Her version of 2.280-283 expands on Vergil, but acceptably and to good aesthetic effect:

So often when in a full-scale war a legion in one long line arrayed has unfurled its cohorts of men and in an open field stood fast its battle line; spear rows are raised up and far and wide ripples all the earth with bronze agleam. Not yet have battles of bristling spearheads begun but Mars hesitates, he wanders in and out the weapons [sic] lines.

[60] The disappearance of Eurydice at 4.490-501 is one of the crucial passages of the Georgics. It must be effective if a translation is to be considered a success. A literal translation is guaranteed to be flat, yet the reader will want to feel that the translation gives some idea of how Vergil’s original conveyed the scene. Chew is very far from faithful here and cannot be unreservedly recommended; yet, when read very slowly [made necessary by the lack of punctuation], it is strangely compelling, deeply moving, and mercifully avoids sounding in the least clichéd:

he stopped near where light shone Eurydice his own forgot in defeat of soul he looked back all his labor drained away the pact of the pitiless tyrant crumbled Avernus’ pools wrenched and roared three times what both me to sorrow you Orpheus has lost she says what thoughtless craze back again the fates who know no mercy call sleep conceals my swimming eyes now farewell I am forced away enveloped in night’s immensity stretching out limp hands not no yours and suddenly as smoke twisted in light breezes vanishes in pieces no more did she see him grasping to no end….

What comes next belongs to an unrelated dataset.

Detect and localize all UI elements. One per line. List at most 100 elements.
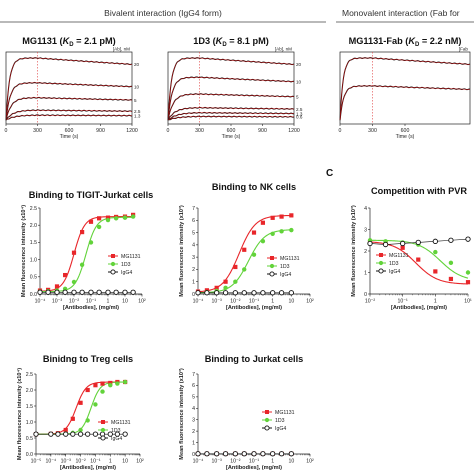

A passage like this can make up for a lot. It cannot, however, make Chew’s translation recommendable to anyone who wants to read the Georgics and get a feeling for Vergil’s original. Both Wilkinson and Day Lewis are far more faithful to Vergil, balance accuracy and readability, and have excellent introductions and notes [by R.O.A.M. Lyne in the O.U.P. edition of Day Lewis]. But if one wants a version of the Georgics that sounds and looks truly modern—with all the good and bad that that involves—then Chew will probably not disappoint. Works cited

Wilkinson, L.P., trans. 1982. Virgil. The Georgics. Harmondsworth, Middlesex. Mynors, R.A.B., ed. 1990. Virgil. Georgics. Oxford. Slavitt, D.R., trans. 1972. The Eclogues and the Georgics of Virgil. Garden City, N.Y. Day Lewis, C., trans. 1999. Virgil. The Eclogues and Georgics. Oxford.